Urinary tract infections caused by the bacterium Escherichia coli are among the most frequently encountered infections and are a common reason for antimicrobial prescriptions. Resistance to fluoroquinolone antimicrobial agents, particularly ciprofloxacin, has increased in recent decades. It is intuitive that variation in fluoroquinolone resistance is driven by changes in antimicrobial use, but careful study of this association requires the use of time-series methods. Between April 2010 and December 2014, we studied seasonal variation in resistance to ciprofloxacin, trimethoprim-sulfamethoxazole, and ampicillin in community-acquired urinary E. coli isolates in Montreal, Quebec, Canada. Using dynamic linear models, we investigated whether seasonal variation in resistance could be explained by seasonal variation in community antimicrobial use.

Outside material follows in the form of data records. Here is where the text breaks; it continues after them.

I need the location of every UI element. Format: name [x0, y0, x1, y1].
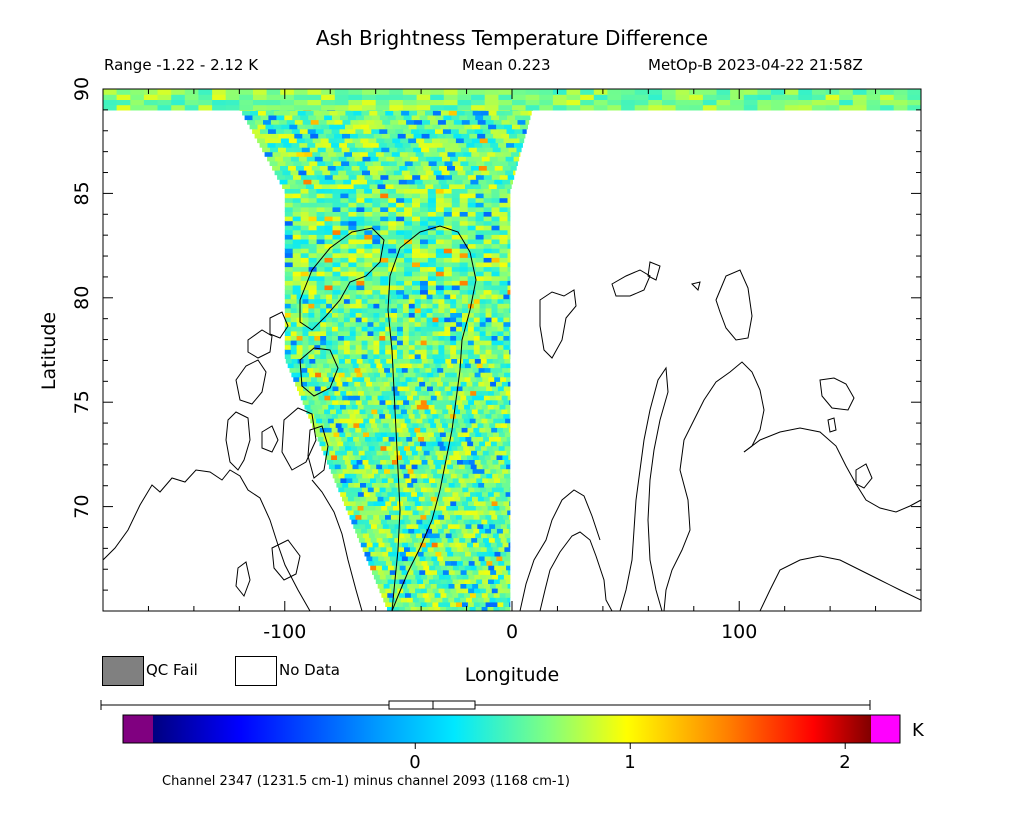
- x-axis: -100 0 100: [102, 89, 922, 643]
- colorbar-caption: Channel 2347 (1231.5 cm-1) minus channel…: [162, 774, 570, 789]
- colorbar-tick-label: 2: [839, 752, 851, 773]
- satellite-timestamp: MetOp-B 2023-04-22 21:58Z: [648, 56, 863, 74]
- y-axis-label: Latitude: [38, 311, 60, 391]
- colorbar-slider[interactable]: [100, 700, 871, 710]
- legend-no-data-swatch: [235, 656, 277, 686]
- chart-title: Ash Brightness Temperature Difference: [315, 26, 709, 50]
- x-tick-label: 0: [506, 621, 518, 643]
- colorbar-tick-label: 1: [624, 752, 636, 773]
- legend-qc-fail-swatch: [102, 656, 144, 686]
- y-tick-label: 90: [71, 77, 93, 101]
- y-tick-label: 70: [71, 495, 93, 519]
- x-tick-label: 100: [721, 621, 757, 643]
- mean-readout: Mean 0.223: [462, 56, 551, 74]
- x-tick-label: -100: [263, 621, 306, 643]
- x-axis-label: Longitude: [464, 664, 560, 686]
- range-handle[interactable]: [388, 700, 476, 710]
- y-tick-label: 85: [71, 181, 93, 205]
- range-readout: Range -1.22 - 2.12 K: [104, 56, 259, 74]
- colorbar-over: [871, 715, 900, 743]
- y-tick-label: 80: [71, 286, 93, 310]
- legend-qc-fail-label: QC Fail: [146, 661, 198, 679]
- y-axis: 70 75 80 85 90: [71, 77, 921, 612]
- y-tick-label: 75: [71, 390, 93, 414]
- colorbar-units: K: [912, 720, 924, 741]
- swath-cells: [103, 89, 921, 611]
- colorbar: [122, 714, 901, 749]
- colorbar-under: [123, 715, 153, 743]
- colorbar-gradient: [153, 715, 871, 743]
- legend-no-data-label: No Data: [279, 661, 340, 679]
- colorbar-tick-label: 0: [409, 752, 421, 773]
- coastlines: [103, 225, 921, 611]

We found a positive association between total fluoroquinolone use lagged by 1 and 2 months and the proportion of isolates resistant to ciprofloxacin. Our results suggest that resistance to ciprofloxacin is responsive to short-term variation in antimicrobial use. Thus, antimicrobial stewardship campaigns to reduce fluoroquinolone use, particularly in the winter when use is highest, are likely to be a valuable tool in the struggle against antimicrobial resistance.